Zijn barthiaans en ‘amsterdams’ gekleurde bijbels-theologische beschouwingen werken voor

de hiermee vertrouwde lezer hartverwarmend, overtuigend en inspirerend, maar laten qua

theologisch brongebied wel een zekere eenkennigheid zien. De vraag die ik door mijn eigen

verwantschap hiermee niet goed kan beantwoorden, is of De Jong er zo wel voldoende in

slaagt om, vanuit de principiële erkenning van pluriformiteit in de lijn van Gerrit de Kruijf

(13;179), de gemeenschappelijke grond te vinden die hij zoekt in het gesprek tussen

uiteenlopende levensbeschouwelijke perspectieven.
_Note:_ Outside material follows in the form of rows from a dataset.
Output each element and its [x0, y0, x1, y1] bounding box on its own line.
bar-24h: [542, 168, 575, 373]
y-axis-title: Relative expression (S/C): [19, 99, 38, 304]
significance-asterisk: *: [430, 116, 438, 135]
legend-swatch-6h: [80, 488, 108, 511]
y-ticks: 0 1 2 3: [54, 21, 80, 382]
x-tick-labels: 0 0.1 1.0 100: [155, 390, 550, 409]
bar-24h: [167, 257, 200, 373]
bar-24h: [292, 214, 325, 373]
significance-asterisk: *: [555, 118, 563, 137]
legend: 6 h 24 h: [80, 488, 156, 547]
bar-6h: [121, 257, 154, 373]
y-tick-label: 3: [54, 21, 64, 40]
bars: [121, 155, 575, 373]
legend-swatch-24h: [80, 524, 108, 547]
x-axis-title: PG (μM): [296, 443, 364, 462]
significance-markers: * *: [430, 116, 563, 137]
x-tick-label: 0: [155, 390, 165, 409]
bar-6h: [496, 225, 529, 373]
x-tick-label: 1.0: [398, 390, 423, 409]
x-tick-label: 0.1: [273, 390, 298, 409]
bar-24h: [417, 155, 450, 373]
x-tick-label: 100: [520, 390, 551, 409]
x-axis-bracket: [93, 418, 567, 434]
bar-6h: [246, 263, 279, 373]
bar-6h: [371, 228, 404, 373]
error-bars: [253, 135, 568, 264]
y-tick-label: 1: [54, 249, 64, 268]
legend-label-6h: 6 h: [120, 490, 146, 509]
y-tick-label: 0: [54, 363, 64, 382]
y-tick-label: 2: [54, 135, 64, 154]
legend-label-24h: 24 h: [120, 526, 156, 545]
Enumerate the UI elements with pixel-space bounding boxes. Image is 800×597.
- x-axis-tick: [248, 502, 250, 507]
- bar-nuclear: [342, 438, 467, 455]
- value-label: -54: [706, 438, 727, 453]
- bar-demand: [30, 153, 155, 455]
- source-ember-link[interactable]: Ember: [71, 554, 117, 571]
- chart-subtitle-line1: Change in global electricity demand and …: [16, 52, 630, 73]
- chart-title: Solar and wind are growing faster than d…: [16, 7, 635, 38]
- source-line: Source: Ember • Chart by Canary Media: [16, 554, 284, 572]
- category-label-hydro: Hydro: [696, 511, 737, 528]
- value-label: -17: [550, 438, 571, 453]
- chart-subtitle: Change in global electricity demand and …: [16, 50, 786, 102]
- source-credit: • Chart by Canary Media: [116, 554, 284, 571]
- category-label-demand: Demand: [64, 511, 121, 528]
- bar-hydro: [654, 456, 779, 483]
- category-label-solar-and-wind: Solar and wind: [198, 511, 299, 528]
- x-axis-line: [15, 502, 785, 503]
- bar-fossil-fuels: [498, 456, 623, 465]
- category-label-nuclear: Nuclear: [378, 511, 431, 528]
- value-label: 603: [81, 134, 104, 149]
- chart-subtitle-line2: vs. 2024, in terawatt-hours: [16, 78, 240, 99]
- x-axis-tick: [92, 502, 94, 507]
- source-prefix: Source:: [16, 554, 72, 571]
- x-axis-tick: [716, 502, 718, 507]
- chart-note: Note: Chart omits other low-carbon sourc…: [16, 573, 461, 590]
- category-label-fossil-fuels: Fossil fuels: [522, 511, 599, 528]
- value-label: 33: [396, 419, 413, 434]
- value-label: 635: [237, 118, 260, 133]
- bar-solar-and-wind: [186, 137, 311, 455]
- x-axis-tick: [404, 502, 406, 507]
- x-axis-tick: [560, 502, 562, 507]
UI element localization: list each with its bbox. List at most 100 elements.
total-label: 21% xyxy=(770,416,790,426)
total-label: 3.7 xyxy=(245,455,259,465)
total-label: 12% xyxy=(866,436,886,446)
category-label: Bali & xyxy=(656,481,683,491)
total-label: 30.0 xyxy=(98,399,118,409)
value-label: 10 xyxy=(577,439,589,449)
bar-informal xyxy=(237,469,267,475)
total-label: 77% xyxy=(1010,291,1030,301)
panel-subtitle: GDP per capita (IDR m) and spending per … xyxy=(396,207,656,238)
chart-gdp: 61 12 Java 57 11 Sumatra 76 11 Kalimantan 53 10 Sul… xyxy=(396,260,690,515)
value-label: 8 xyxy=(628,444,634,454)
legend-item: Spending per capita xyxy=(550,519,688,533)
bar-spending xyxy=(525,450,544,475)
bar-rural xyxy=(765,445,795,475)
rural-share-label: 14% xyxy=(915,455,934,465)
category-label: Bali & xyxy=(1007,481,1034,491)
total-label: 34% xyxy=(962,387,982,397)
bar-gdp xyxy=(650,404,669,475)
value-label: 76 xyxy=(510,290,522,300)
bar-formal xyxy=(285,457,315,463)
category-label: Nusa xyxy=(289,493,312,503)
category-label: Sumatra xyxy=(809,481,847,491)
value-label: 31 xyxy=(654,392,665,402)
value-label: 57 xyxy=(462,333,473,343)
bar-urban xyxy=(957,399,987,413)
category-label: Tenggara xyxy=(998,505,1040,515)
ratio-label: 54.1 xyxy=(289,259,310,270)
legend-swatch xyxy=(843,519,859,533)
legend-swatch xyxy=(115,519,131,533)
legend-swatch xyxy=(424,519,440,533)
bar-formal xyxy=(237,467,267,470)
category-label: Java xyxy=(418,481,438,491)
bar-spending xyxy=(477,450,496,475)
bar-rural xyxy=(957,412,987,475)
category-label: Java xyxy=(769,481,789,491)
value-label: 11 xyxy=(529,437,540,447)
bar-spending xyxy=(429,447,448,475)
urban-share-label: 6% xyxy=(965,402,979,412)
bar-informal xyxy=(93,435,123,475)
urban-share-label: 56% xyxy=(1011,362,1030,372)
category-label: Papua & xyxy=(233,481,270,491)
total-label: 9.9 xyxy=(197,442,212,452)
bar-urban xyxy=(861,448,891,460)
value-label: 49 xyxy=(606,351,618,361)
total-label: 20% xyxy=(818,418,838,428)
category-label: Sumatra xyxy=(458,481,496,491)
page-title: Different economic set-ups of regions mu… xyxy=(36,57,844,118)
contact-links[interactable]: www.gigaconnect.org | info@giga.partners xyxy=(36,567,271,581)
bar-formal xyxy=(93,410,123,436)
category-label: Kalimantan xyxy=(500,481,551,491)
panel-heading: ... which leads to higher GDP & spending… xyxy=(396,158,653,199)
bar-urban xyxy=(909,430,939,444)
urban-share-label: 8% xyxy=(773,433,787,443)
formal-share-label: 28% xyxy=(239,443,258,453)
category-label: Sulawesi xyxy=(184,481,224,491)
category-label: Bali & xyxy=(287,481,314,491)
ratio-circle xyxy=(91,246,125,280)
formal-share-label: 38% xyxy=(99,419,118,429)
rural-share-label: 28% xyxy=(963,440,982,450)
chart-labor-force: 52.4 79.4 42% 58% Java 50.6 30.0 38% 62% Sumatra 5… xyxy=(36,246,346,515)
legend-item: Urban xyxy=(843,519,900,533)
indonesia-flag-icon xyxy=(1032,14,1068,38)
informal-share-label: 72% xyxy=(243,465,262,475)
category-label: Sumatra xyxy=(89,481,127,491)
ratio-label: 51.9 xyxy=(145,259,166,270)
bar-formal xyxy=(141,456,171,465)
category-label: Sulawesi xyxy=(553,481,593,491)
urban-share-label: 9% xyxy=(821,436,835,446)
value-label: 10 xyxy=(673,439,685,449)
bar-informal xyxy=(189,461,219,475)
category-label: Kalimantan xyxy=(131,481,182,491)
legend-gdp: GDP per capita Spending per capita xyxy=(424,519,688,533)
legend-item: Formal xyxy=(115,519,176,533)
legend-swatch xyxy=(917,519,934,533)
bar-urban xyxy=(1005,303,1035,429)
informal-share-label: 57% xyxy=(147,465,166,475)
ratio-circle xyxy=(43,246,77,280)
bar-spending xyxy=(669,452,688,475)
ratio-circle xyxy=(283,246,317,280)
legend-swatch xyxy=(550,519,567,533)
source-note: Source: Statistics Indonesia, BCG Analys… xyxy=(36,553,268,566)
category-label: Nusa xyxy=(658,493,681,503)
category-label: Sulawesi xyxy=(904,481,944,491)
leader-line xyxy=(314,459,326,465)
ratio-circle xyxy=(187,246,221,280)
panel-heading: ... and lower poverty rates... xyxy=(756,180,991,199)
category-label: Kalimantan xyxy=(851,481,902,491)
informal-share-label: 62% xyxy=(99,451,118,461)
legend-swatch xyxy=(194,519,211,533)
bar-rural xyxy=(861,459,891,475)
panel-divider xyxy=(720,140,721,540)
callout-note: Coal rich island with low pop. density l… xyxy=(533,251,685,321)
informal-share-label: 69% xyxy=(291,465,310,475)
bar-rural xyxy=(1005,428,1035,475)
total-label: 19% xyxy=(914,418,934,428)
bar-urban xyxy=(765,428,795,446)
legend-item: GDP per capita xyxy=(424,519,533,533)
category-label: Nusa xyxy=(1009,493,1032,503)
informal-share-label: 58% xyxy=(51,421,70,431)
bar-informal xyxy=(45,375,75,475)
De bijdrage van deze studie wordt zoals gezegd gezocht in de betekenis van Barths

stelling ‘de naaste is gestalte van Gods barmhartigheid’. De Jongs beantwoording van de

onderzoeksvraag loopt hierop uit:

‘Wie zorg biedt en wie zorg ontvangt zijn elkaars ander. Zij kunnen elkaar als
geschenk ervaren, een geschenk van de God die in Jezus Christus deelheeft aan ons

             mens-zijn. Omdat zijn aanwezigheid geen gegeven is maar wel verwacht mag

             worden, is een open levenshouding die in iedere ontmoeting op genade hoopt,
mogelijk (182).’

Bestaat deze visie op zorg en zorgen niet ook los van het ‘beseffen dat er door God in

Jezus Christus voor ons is en wordt gezorgd’, waarmee De Jong zijn slotformulering begint

(vgl. 180)? Hetzelfde vroeg ik mij af bij dit soort zinnen met algemene reikwijdte (zie 76-77),

die hij noteerde bij het lezen van Barth: ‘Alleen al gaande ontdek je de weg’(89); ‘De naaste

is geen gegeven, maar een gebeurtenis’ (90); ‘Het komt erop aan dat we ons door de naaste

laten storen’ (97). De theologische bijdrage lijkt niet te zitten in deze zinnen zelf, die geen

zorgethicus onbekend zullen voorkomen, maar in het gesprek over hoe in de weerbarstige

praktijk zorgzame ontvankelijkheid in Godsnaam mógelijk is, en werkelijkheid wordt. De

Jongs antwoord daarop is dat een open, wederkerige levens- en werkhouding van ontvangen

En geven te allen tijde mogelijk is en blijft omdat in iedere ontmoeting Jezus Christus

Verwacht kan worden.

Gerben van Manen

Dick de Jong, …als de mens die naast je is. Theologisch denken over zorg en zorgen, Utrecht: Eburon, 2024.